Training robotic arms with a hands-off approach
Researchers at Carnegie Mellon University recently trained a robotic arm with human movements generated by artificial intelligence.
Humans often take their fine motor abilities for granted. Recreating the mechanical precision of the human body is no easy task—one that graduate students in CMU’s Mechanical Engineering Department hope to simplify through artificial intelligence.
Ph.D. candidates Alison Bartch and Abraham George, under the guidance of Amir Barati Farimani, assistant professor of mechanical engineering, first recreated a simple task, such as picking up a block, using a virtual reality simulation. Using this example, they then were able to augment different “human-like” examples of the movements to aid the robot’s learning.
“If I want to show you how to do a task, I just have to do it once or twice before you pick up on it,” George said. “So it’s very promising that now we can get a robot to replicate our actions after just one or two demos. We have created a control structure where it can watch us, extract what it needs to know, and then perform that action.”
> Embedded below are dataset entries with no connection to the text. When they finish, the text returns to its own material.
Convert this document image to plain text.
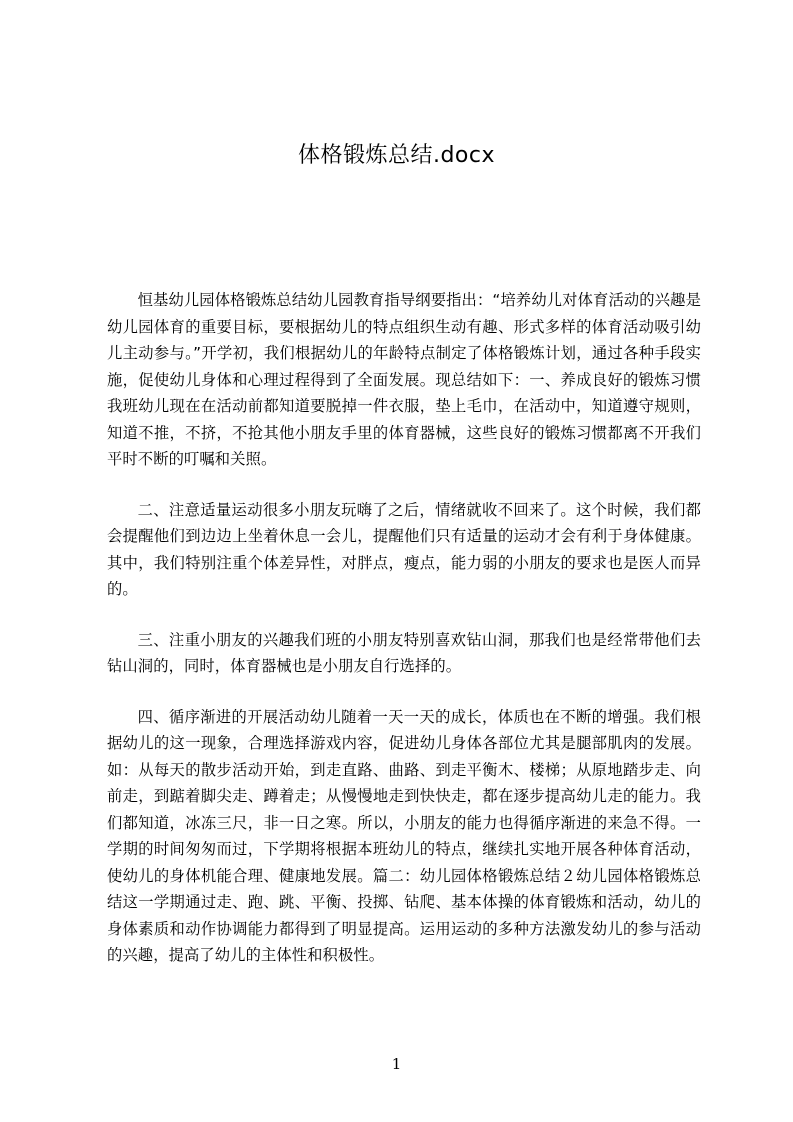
体格锻炼总结.docx

恒基幼儿园体格锻炼总结幼儿园教育指导纲要指出：“培养幼儿对体育活动的兴趣是幼儿园体育的重要目标，要根据幼儿的特点组织生动有趣、形式多样的体育活动吸引幼儿主动参与。”开学初，我们根据幼儿的年龄特点制定了体格锻炼计划，通过各种手段实施，促使幼儿身体和心理过程得到了全面发展。现总结如下：一、养成良好的锻炼习惯我班幼儿现在在活动前都知道要脱掉一件衣服，垫上毛巾，在活动中，知道遵守规则，知道不推，不挤，不抢其他小朋友手里的体育器械，这些良好的锻炼习惯都离不开我们平时不断的叮嘱和关照。

二、注意适量运动很多小朋友玩嗨了之后，情绪就收不回来了。这个时候，我们都会提醒他们到边边上坐着休息一会儿，提醒他们只有适量的运动才会有利于身体健康。其中，我们特别注重个体差异性，对胖点，瘦点，能力弱的小朋友的要求也是医人而异的。

三、注重小朋友的兴趣我们班的小朋友特别喜欢钻山洞，那我们也是经常带他们去钻山洞的，同时，体育器械也是小朋友自行选择的。

四、循序渐进的开展活动幼儿随着一天一天的成长，体质也在不断的增强。我们根据幼儿的这一现象，合理选择游戏内容，促进幼儿身体各部位尤其是腿部肌肉的发展。如：从每天的散步活动开始，到走直路、曲路、到走平衡木、楼梯；从原地踏步走、向前走，到踮着脚尖走、蹲着走；从慢慢地走到快快走，都在逐步提高幼儿走的能力。我们都知道，冰冻三尺，非一日之寒。所以，小朋友的能力也得循序渐进的来急不得。一学期的时间匆匆而过，下学期将根据本班幼儿的特点，继续扎实地开展各种体育活动，使幼儿的身体机能合理、健康地发展。篇二：幼儿园体格锻炼总结２幼儿园体格锻炼总结这一学期通过走、跑、跳、平衡、投掷、钻爬、基本体操的体育锻炼和活动，幼儿的身体素质和动作协调能力都得到了明显提高。运用运动的多种方法激发幼儿的参与活动的兴趣，提高了幼儿的主体性和积极性。

1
The team found that the augmented examples helped to significantly decrease the robot’s learning time for the block pick-and-place task compared to a machine learning architecture alone. This, paired with the collection of human data through a VR headset simulation, means this research method has the potential to produce promising results with “under a minute of human input.”
George described the challenge of creating augmented examples that were both reliable and “novel” for the AI to learn from, so that it could recognize more nuanced differences in the same movements.
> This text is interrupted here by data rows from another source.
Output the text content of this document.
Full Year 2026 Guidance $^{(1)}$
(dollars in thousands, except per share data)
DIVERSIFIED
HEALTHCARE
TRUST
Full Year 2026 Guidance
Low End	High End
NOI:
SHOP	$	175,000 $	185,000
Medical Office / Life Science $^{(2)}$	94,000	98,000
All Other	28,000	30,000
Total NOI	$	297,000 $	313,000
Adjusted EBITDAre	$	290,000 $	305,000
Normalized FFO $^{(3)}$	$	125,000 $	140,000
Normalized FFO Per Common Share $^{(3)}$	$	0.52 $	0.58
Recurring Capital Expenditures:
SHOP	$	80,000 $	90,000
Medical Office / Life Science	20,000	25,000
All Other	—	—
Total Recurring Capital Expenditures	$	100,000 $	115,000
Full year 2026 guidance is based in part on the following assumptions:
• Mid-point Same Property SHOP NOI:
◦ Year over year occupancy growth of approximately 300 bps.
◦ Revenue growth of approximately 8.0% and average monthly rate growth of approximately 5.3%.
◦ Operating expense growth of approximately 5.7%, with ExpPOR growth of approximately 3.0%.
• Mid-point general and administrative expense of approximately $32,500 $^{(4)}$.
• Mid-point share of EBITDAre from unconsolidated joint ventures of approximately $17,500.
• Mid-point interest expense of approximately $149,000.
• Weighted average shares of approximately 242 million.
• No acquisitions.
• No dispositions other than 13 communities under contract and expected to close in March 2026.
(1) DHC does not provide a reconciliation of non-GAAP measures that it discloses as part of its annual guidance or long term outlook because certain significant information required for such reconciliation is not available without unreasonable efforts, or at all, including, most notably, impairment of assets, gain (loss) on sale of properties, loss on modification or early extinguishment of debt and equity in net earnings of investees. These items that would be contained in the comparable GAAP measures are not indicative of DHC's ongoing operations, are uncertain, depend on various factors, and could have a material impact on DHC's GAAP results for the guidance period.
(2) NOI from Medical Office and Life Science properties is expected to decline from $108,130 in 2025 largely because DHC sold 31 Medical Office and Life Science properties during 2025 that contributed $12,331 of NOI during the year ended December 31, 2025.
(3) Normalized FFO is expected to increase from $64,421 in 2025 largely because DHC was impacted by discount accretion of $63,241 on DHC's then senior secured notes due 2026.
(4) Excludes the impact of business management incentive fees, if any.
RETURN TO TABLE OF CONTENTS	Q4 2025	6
“A good analogy for this is when you are trying to train a computer to recognize a picture of a dog, you might show it hundreds of images of dogs versus cats.” George said. “But we are trying to train the computer to identify a dog based on just one augmented image. So if we show it a different breed of dog, the computer is going to struggle to identify it as a dog.”
We have created a control structure where it can watch us, extract what it needs to know, and then perform that action.
Abraham George, Ph.D. candidate, Mechanical Engineering
Already looking forward, Bartch plans to use similar methods to teach the robot how to interact with more malleable material—particularly clay—and predict how it will shape them.
“For the end goal of having robots in the world, they need to be able to predict how different materials are going to behave,” Bartch said. “If you think about an assistant robot at home, the materials they will interact with are deformable: food is deformable, sponges are deformable, clothes are deformable.”
This research was presented at the 2023 International Conference on Robotics and Automation.